L’ombre de Mobutu et d’Etienne Tshisekedi
”Il faut s’attendre à un grand nettoyage dans les services de sécurité”, poursuit Bob Kabamba. “Il ne faut pas oublier que ces événements se produisent alors que le pays est en guerre à l’est, que l’état de siège est toujours décrété dans deux provinces et que des tensions sont palpables dans de nombreuses régions mais aussi dans tous les cercles politiques d’une majorité écrasante qui ne parvient pas à mettre sur pied ni le bureau de l’Assemblée nationale, ni le gouvernement. Ce qui s’est passé chez Vital Kamerhe peut-être vu comme une mise en garde. Comment expliquer que les mutins sont arrivés à la porte de la maison mais ne sont pas entrés. Étrange. Ce peut être regardé comme un message à tous les membres de la majorité. Désormais, vous suivez la musique sifflée par la présidence ou vous vous exposez à de sérieux soucis.”
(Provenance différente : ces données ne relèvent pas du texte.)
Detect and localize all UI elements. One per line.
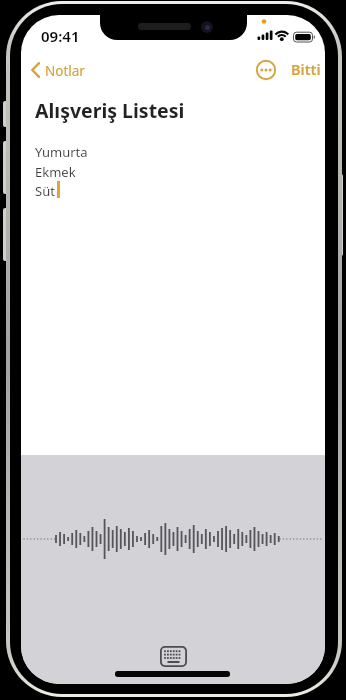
button[interactable]: Notlar: [25, 57, 103, 83]
staticText: Alışveriş Listesi: [35, 97, 185, 124]
staticText: Ekmek: [35, 163, 76, 181]
button[interactable]: Bitti: [287, 57, 325, 81]
button[interactable]: [255, 59, 277, 81]
staticText: Notlar: [45, 62, 85, 80]
staticText: Süt: [35, 182, 55, 200]
staticText: Bitti: [291, 59, 321, 79]
button[interactable]: [155, 641, 191, 671]
staticText: Yumurta: [35, 143, 88, 161]
staticText: 09:41: [41, 26, 80, 46]
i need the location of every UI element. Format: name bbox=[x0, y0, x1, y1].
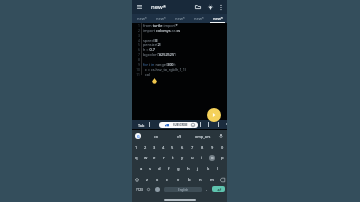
staticText: o bbox=[211, 155, 214, 161]
button[interactable]: 4 bbox=[159, 142, 168, 153]
button[interactable]: k bbox=[203, 163, 213, 174]
button[interactable]: f bbox=[164, 163, 173, 174]
button[interactable]: z bbox=[142, 174, 152, 185]
button[interactable]: 1 bbox=[132, 142, 141, 153]
staticText: new* bbox=[137, 16, 147, 21]
staticText: y bbox=[181, 155, 184, 161]
staticText: 0 bbox=[221, 145, 224, 150]
button[interactable]: 5 bbox=[168, 142, 177, 153]
staticText: SUBSCRIBE bbox=[173, 123, 188, 127]
button[interactable]: English bbox=[164, 187, 202, 192]
staticText: 4 bbox=[162, 145, 165, 150]
staticText: new* bbox=[194, 16, 204, 21]
staticText: Tab bbox=[138, 123, 145, 128]
staticText: 5 bbox=[131, 42, 140, 46]
staticText: b bbox=[188, 177, 191, 183]
button[interactable]: 6 bbox=[177, 142, 187, 153]
button[interactable]: Navigation menu bbox=[133, 0, 145, 14]
button[interactable]: Backspace bbox=[217, 174, 227, 185]
button[interactable]: s bbox=[146, 163, 155, 174]
button[interactable]: 2 bbox=[141, 142, 150, 153]
staticText: w bbox=[144, 155, 148, 161]
button[interactable]: v bbox=[173, 174, 184, 185]
button[interactable]: Open file bbox=[192, 0, 204, 14]
button[interactable]: l bbox=[213, 163, 223, 174]
staticText: i bbox=[201, 155, 203, 161]
button[interactable]: i bbox=[197, 152, 207, 163]
staticText: 3 bbox=[131, 33, 140, 37]
staticText: 1 bbox=[131, 23, 140, 27]
button[interactable]: 3 bbox=[150, 142, 159, 153]
staticText: m bbox=[210, 177, 214, 183]
button[interactable]: n bbox=[195, 174, 206, 185]
button[interactable]: Enter bbox=[212, 186, 225, 192]
button[interactable]: r bbox=[159, 152, 168, 163]
button[interactable]: Emoji bbox=[146, 187, 151, 192]
staticText: G bbox=[137, 134, 140, 139]
staticText: for i in range(300): bbox=[143, 62, 176, 67]
button[interactable]: t bbox=[168, 152, 177, 163]
button[interactable]: 8 bbox=[197, 142, 207, 153]
staticText: ?123 bbox=[136, 188, 143, 192]
button[interactable]: new* bbox=[132, 14, 151, 23]
button[interactable]: g bbox=[173, 163, 183, 174]
button[interactable]: 9 bbox=[207, 142, 217, 153]
button[interactable]: ?123 bbox=[133, 185, 145, 194]
staticText: from turtle import* bbox=[143, 23, 178, 28]
staticText: a bbox=[140, 166, 143, 172]
button[interactable]: Shift bbox=[132, 174, 142, 185]
staticText: h bbox=[187, 166, 190, 172]
button[interactable]: SUBSCRIBE bbox=[159, 122, 198, 128]
button[interactable]: o bbox=[207, 152, 217, 163]
staticText: 8 bbox=[131, 57, 140, 61]
button[interactable]: w bbox=[141, 152, 150, 163]
button[interactable]: h bbox=[183, 163, 193, 174]
button[interactable]: 0 bbox=[217, 142, 227, 153]
staticText: n bbox=[199, 177, 202, 183]
staticText: 6 bbox=[131, 47, 140, 51]
staticText: new* bbox=[156, 16, 166, 21]
staticText: z bbox=[146, 177, 148, 183]
button[interactable]: q bbox=[132, 152, 141, 163]
staticText: e bbox=[153, 155, 156, 161]
button[interactable]: e bbox=[150, 152, 159, 163]
staticText: bgcolor('#252525') bbox=[143, 52, 177, 57]
staticText: omp_ars bbox=[195, 134, 211, 139]
button[interactable]: m bbox=[206, 174, 217, 185]
staticText: 7 bbox=[191, 145, 194, 150]
button[interactable]: new* bbox=[208, 14, 227, 23]
staticText: 6 bbox=[181, 145, 184, 150]
button[interactable]: Sticker bbox=[155, 187, 160, 192]
button[interactable]: u bbox=[187, 152, 197, 163]
staticText: pensize(2) bbox=[143, 42, 161, 47]
staticText: g bbox=[177, 166, 180, 172]
button[interactable]: new* bbox=[151, 14, 170, 23]
button[interactable]: More options bbox=[216, 0, 226, 14]
button[interactable]: Run bbox=[207, 108, 221, 122]
button[interactable]: c bbox=[162, 174, 173, 185]
button[interactable]: x bbox=[152, 174, 162, 185]
staticText: k bbox=[207, 166, 210, 172]
staticText: English bbox=[178, 188, 189, 192]
staticText: new* bbox=[175, 16, 185, 21]
button[interactable]: new* bbox=[170, 14, 189, 23]
button[interactable]: d bbox=[155, 163, 164, 174]
button[interactable]: Tips bbox=[204, 0, 216, 14]
button[interactable]: y bbox=[177, 152, 187, 163]
button[interactable]: new* bbox=[189, 14, 208, 23]
staticText: c bbox=[166, 177, 169, 183]
button[interactable]: a bbox=[137, 163, 146, 174]
button[interactable]: p bbox=[217, 152, 227, 163]
button[interactable]: Voice input bbox=[218, 133, 224, 139]
staticText: q bbox=[135, 155, 138, 161]
button[interactable]: Google bbox=[135, 133, 141, 139]
staticText: 2 bbox=[131, 28, 140, 32]
button[interactable]: 7 bbox=[187, 142, 197, 153]
button[interactable]: j bbox=[193, 163, 203, 174]
staticText: 3 bbox=[153, 145, 156, 150]
staticText: new* bbox=[151, 3, 166, 11]
button[interactable]: b bbox=[184, 174, 195, 185]
staticText: p bbox=[221, 155, 224, 161]
staticText: 5 bbox=[171, 145, 174, 150]
staticText: v9 bbox=[177, 134, 182, 139]
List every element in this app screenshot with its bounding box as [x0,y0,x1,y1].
Ces événements, à la veille de la Pentecôte, rappellent aussi les martyrs de cette fête chrétienne. Quatre hommes politiques arrêtés le jour de la Pentecôte et condamnés à mort quelques jours plus tard pour avoir tenté de planifier le renversement du Maréchal Mobutu. Un certain Etienne Tshisekedi était alors ministre de l’Intérieur et un des plus farouches partisans de l’exécution de ces hommes malgré les appels à la clémence venus de Washington, Bruxelles ou Paris. »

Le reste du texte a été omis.